The Foreign Employment Bill tabled in the House of Representatives on November 7 aims at streamlining this albeit disorganised but vital sector. For starters, the impractical Foreign Employment Act 1985 has to be discarded because of the drastic shift in the ground realities over the past 21 years and the current scenario where unemployment rate has jumped manifold. The Bill proposes to raise a cash deposit requirement for recruiting agencies to the tune of Rs. 3 million from the existing Rs. 0.5 million, apart from envisaging a separate Department of Foreign Employment that ensures a hassle-free but result-oriented services. Moreover, it seeks to set up a welfare fund for the security of workers which, doubtless, would go a long way in ameliorating the woes of hapless Nepalis sweating it out in foreign lands, some of them hopelessly inhospitable.

The unfavourable climate created by the political turmoil is one of the reasons why an increasing number of Nepalis are seeking jobs abroad.

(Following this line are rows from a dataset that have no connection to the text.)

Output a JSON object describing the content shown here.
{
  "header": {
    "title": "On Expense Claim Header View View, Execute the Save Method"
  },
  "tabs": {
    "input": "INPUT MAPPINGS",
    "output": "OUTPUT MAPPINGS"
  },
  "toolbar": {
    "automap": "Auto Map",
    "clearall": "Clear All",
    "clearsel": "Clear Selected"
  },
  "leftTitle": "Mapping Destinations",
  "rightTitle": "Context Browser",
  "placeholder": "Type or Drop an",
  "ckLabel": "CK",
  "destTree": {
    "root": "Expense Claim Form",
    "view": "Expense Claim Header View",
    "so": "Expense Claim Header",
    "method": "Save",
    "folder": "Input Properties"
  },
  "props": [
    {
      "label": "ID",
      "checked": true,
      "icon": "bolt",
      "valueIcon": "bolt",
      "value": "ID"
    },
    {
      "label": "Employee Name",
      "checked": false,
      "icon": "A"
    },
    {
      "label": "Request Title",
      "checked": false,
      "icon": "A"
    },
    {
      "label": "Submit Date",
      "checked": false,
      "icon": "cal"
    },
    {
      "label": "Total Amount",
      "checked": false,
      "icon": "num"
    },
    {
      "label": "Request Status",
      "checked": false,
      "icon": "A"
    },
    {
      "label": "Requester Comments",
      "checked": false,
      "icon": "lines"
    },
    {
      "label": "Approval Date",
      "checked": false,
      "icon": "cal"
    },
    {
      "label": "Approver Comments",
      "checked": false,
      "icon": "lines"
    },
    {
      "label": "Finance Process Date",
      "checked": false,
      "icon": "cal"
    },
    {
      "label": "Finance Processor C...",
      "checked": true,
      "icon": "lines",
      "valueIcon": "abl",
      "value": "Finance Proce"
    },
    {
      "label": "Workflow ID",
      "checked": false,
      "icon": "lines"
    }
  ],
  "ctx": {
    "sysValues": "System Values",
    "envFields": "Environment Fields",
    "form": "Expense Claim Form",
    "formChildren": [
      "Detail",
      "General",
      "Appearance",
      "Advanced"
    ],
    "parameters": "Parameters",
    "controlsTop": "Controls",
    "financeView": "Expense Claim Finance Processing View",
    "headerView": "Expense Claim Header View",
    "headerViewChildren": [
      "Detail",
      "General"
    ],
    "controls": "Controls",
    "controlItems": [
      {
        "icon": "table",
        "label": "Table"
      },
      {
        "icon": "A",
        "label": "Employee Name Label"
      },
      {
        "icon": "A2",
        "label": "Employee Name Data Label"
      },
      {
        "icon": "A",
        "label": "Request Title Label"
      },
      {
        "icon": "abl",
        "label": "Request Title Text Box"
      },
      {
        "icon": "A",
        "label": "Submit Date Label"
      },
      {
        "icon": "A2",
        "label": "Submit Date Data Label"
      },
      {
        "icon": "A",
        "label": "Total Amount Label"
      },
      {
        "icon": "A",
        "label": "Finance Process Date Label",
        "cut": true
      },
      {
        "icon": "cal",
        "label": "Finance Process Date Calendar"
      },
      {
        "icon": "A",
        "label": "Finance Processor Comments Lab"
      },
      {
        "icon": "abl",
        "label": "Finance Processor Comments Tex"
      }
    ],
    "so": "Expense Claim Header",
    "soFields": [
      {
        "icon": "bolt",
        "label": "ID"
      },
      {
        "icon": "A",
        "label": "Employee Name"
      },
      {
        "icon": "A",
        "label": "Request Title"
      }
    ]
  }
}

All the manpower agencies in the capital cannot be said to be guided by professional and ethical motives alone. Which is why taking undue advantage of unsuspecting youths is nothing new. For speedy judgements on job-related cases and other legal issues, a Foreign Employment Tribunal has been visualised. The Bill rightly proposes harsher penalties like incarceration to control cheating by the unscrupulous recruiting agencies. On the other hand, remittances, which accounted for over 14 per cent of last year’s GDP, will surely shore up provided this sector is cleansed.